Underwater Vehicle Navigation Systems for Net Inspection in Salmon Aquaculture

Lucy Towers
11 November 2013, at 12:00am

With a need to guarantee complete coverage of fish cages during an inspection to prevent escapees through damaged net, Per Rundtop et al, SINTEF, have studied underwater vehicle navigation systems for net inspection in salmon aquaculture.

In modern aquaculture using gravity net cages, holes in the net and other type of net failures constitute a challenge with respect to fish escapes. Based on the Norwegian reports of escape incidents for salmon farming, more than two thirds of the registered escape incidents are related to holes in the net (Jensen et al. (2010)). One important measure established to reduce escapees is a mandatory net inspection after all operations involving manipulations of the net and weighting system.

For this purpose Remotely Operated Vehicles (ROV) has proven to be a safe, robust and cost efficient alternative to divers. 

Net inspections are performed by operating the ROV in a traversing pattern inside the cage and close to the net with the aid of a camera, a depth sensor and a compass. Applying a camera as main instrumentation for navigation is especially demanding in turbid water and low light conditions. Also this kind of instrumentation makes the inspection quality very operator dependent.

The purpose of the work presented is to develop a navigation system that reports the ROV position and velocity relatively to a net cage reference frame. This is motivated by the need to guarantee a complete coverage of net area during an inspection.

Such a system will allow a significant higher level of traceability and documentation for the integrity of aquaculture nets. In a longer perspective such a navigation system might also report position and velocity as feedback signal to an automated motion control system allowing the ROV to navigate autonomously along the desired inspection path.

An aquaculture ROV operates in a demanding seawater environment with current, waves and flexible structures changing geometry in undetermined pattern. Drag forces introduced from current will alter the shape of the net-cage (Lader et al (2007)). This deformation is difficult to predict due to the varying current conditions and the changing drag coefficients e.g. depending on the degree of bio-fouling. This leads to challenges for the navigation system, as it has to report the position relatively to a non-fixed reference frame. As the shape of the cage is time variant, defining a net-cage reference frame based on the actual shape and position of the net and calculating the position relatively to this frame is a challenging task.

Materials and methods

Experiments have been conducted in laboratory facilities and sheltered harbor sites to determine the suitability of certain instrumentation to contribute to a ROV navigation system. Based on the preliminary results, experiments at an industrial scale production facility for salmon (157m circumference) are planned. This experimental setup will contain a ROV carrying stereo camera for vision-based net structure tracking, laser-based vision net proximity tracking and two different
types of hydro acoustic transponder networks. The trials will provide important knowledge of the required specifications for instrumentation on the reference frame to be used further.

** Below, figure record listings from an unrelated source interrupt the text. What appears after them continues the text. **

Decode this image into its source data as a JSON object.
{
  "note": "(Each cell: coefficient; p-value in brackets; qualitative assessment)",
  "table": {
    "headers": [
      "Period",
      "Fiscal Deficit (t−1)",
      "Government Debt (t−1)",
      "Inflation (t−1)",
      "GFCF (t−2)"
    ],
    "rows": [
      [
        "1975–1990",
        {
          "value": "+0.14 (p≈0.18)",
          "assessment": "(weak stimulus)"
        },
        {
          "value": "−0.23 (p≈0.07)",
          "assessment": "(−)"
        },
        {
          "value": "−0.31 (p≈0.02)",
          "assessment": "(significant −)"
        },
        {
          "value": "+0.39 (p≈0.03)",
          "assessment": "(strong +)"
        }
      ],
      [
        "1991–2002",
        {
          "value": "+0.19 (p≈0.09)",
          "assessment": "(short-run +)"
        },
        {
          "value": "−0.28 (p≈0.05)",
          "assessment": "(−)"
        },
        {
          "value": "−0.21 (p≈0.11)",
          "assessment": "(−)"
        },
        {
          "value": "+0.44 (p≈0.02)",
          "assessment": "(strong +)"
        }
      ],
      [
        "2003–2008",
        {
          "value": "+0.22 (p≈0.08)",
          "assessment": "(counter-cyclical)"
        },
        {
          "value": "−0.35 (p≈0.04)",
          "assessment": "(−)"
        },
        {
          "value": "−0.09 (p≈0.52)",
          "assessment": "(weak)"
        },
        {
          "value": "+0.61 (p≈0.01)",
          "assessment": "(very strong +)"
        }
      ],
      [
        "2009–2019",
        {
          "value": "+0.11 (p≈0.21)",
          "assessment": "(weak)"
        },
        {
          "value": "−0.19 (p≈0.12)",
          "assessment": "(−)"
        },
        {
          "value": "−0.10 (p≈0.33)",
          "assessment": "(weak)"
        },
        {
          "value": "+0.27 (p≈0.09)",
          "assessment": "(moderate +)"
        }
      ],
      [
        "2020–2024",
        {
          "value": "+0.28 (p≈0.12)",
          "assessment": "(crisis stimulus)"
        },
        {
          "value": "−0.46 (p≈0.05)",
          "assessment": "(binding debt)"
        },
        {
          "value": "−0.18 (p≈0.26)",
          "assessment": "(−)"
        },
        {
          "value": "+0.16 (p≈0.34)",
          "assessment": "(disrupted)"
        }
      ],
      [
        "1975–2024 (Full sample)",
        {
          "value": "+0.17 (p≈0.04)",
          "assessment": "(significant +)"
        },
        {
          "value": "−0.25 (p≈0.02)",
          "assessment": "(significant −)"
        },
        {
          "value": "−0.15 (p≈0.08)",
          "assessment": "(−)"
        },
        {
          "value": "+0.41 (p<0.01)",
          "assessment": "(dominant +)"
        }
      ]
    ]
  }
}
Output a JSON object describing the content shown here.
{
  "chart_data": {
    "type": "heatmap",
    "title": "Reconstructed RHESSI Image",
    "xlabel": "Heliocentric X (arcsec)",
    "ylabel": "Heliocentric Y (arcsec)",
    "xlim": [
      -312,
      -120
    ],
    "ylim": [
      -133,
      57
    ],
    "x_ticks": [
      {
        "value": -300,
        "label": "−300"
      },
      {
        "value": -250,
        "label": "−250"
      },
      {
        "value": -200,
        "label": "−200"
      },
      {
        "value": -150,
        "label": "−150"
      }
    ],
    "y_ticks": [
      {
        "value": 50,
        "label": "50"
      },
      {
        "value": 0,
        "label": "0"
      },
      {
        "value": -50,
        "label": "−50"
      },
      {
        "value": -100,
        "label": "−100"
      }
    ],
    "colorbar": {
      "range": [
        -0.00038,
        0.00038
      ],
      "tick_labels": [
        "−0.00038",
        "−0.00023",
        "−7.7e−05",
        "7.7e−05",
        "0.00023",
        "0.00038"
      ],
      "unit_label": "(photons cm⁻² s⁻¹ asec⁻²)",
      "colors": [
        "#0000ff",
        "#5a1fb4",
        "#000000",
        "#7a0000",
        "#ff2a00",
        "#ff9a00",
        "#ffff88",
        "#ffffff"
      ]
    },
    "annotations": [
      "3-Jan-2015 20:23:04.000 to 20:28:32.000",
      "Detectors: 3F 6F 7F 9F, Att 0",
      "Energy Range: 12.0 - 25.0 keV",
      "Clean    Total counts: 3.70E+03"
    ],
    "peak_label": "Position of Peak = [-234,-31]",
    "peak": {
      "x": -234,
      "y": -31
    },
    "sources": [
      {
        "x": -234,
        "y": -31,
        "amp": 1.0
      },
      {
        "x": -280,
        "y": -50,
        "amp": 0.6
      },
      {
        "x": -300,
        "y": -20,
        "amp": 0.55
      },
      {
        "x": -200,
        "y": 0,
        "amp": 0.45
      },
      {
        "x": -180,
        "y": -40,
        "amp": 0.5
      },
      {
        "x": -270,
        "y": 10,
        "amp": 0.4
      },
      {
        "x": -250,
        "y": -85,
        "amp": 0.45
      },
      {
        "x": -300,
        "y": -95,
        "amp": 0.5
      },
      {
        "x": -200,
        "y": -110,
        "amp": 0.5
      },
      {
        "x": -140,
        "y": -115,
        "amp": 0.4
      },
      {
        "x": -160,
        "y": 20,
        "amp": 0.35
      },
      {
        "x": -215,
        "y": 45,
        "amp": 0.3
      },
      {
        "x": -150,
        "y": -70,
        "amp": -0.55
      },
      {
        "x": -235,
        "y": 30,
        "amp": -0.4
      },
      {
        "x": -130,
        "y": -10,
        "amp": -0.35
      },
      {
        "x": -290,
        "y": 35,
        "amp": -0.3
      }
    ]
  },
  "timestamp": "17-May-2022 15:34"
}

Independent from the chiose of reference frame, all systems are depended on the ROV proximity and attitude relative to net. Within the work presented, different classes of instrumentation and approaches are investigated to fulfill this purpose.

As reference frames two solutions are under investigation:

• Net-cage relative reference frame:
• The ROV position is obtained directly to the relative non-fixed net-cage
• Cage single point relative reference frame:
• The ROV position is measured relative to a single reference point located at the cage, and combined with the proximity and attitude values net-cage relative position is obtained.

The applicability of the reference frame depends strongly on suitable types of instrumentation. With respect to accessible data and its use for the navigation system this work considers the following techniques as possible supportive for one or both of the reference frames:

• Laser based vision net proximity and attitude (Karras and Kyriakopoulos (2007))
• Vision based net structure tracking and dead reckoning (Hildebrandt and Kirchner (2010))
• Doppler Velocity Log (DVL) used for net proximity and attitude (Vaganey et al. (2005))
• DVL based net structure tracking and dead reckoning (Vaganey et al. (2005))
• Hydro acoustic transponder network (Berntsen (2007))

Even though individual methods are already established as a proven and well working for underwater vehicles in the given case, special conditions are given for a net-cage containing a dense biomass of fish. Such as using hydro acoustic instrumentation is a challenge due to scattering from the air filled swim bladders. Also the huge variety of bio fouling and changing optical conditions limits the application of vision based techniques. The experiments conducted and planned, will allow to evaluate the net-cage specific operational boundaries for these sensors systems.


The conference contribution will give an overview of conceptual studies for a net-cage navigation systems and results from the practical experiments. The focus will be on results from the experiments testing the instrumentation to determine proximity, altitude, velocity and position of the vehicle relatively to the net. Data samples (Figure 1) will be discussed and the individual strength and weaknesses of the methods applied within the specific aquaculture conditions will be demonstrated.